A deputada estadual Marina do MST (PT) lançou, na noite da última sexta-feira (10), sua pré-candidatura à reeleição como deputada estadual da Assembleia Legislativa do Rio (Alerj). O evento reuniu cerca de 1,5 mil pessoas na sede do Bola Preta, na Lapa, no centro do Rio, de acordo com a organização do evento. Marina do MST foi eleita deputada pela primeira vez em 2022, com 46.422 votos, indicada pelo MST para representar o movimento no campo da institucionalidade política do Rio.  

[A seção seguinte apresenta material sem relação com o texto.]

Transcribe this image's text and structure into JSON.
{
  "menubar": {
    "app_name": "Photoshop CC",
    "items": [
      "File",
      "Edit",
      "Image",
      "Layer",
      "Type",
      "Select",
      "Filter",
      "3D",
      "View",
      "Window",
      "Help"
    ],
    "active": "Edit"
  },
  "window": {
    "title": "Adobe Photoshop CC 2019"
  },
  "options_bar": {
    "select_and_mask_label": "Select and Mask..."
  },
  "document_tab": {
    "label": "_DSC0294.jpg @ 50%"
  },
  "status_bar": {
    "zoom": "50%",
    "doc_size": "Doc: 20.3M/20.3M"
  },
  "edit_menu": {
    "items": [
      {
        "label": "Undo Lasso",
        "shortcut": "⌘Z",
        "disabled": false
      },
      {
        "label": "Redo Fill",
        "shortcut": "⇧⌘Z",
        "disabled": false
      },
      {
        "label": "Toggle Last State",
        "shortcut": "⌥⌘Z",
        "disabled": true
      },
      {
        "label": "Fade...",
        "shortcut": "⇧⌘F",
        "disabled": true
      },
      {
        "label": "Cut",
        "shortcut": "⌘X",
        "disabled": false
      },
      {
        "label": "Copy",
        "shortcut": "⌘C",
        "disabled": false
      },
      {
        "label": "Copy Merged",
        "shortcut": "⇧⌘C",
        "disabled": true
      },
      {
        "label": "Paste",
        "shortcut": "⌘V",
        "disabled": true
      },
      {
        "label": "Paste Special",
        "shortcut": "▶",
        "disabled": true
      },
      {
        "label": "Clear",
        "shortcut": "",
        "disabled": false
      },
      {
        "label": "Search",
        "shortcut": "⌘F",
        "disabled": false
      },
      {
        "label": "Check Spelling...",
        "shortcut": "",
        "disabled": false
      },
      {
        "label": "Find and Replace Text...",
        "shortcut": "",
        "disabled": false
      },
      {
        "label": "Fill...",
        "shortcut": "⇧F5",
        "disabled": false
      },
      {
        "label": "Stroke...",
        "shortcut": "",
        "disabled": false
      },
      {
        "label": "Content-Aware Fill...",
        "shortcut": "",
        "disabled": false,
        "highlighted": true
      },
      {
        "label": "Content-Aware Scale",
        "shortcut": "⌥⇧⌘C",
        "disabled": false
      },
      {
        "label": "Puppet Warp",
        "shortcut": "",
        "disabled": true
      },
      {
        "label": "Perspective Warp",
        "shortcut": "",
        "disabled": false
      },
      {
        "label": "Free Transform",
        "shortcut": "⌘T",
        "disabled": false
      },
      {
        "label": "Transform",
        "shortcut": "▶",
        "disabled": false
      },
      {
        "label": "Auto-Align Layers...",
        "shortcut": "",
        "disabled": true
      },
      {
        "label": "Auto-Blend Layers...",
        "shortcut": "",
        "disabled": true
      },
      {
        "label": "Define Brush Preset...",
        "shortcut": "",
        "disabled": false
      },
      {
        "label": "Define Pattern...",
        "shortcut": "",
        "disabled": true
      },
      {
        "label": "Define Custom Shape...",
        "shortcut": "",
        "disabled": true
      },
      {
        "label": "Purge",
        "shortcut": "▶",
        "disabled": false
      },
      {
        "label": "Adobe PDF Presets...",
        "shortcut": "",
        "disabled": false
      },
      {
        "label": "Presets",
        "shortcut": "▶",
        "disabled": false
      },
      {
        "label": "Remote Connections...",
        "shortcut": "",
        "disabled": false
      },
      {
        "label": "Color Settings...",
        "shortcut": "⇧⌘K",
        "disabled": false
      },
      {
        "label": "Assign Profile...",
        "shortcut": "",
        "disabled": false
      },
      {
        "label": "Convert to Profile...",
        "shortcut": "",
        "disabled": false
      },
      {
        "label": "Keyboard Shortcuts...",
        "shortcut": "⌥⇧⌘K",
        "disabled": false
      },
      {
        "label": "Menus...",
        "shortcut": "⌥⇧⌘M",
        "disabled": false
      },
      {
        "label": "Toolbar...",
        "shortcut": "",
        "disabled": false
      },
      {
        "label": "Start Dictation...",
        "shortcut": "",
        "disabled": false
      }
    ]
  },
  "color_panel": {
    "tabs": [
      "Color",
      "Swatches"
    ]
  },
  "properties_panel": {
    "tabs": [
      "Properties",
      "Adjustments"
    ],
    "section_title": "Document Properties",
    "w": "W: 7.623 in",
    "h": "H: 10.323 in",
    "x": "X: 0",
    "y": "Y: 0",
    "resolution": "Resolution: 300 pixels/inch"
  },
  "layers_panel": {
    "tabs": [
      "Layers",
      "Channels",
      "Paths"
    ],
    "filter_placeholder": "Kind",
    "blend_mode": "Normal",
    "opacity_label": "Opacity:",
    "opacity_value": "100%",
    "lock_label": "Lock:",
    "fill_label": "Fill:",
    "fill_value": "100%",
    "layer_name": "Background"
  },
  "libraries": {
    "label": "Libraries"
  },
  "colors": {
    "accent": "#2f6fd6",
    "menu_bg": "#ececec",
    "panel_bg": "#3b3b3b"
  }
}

O lançamento contou com a presença de figuras políticas, lideranças de movimentos sociais e famílias assentadas de todo o estado. Estiveram presentes as deputadas federais Benedita da Silva (PT) e Jandira Feghalli (PCdoB), os deputados federais Lindbergh Farias (PT) e Glauber Braga (Psol), a vereadora do Rio Maíra do MST (PT), a ex-ministra de Igualdade Racial, Anielle Franco (PT), a vereadora de Niterói Benny Briolly (PT) e Nísia Trindade (PT), ex-ministra da Saúde. 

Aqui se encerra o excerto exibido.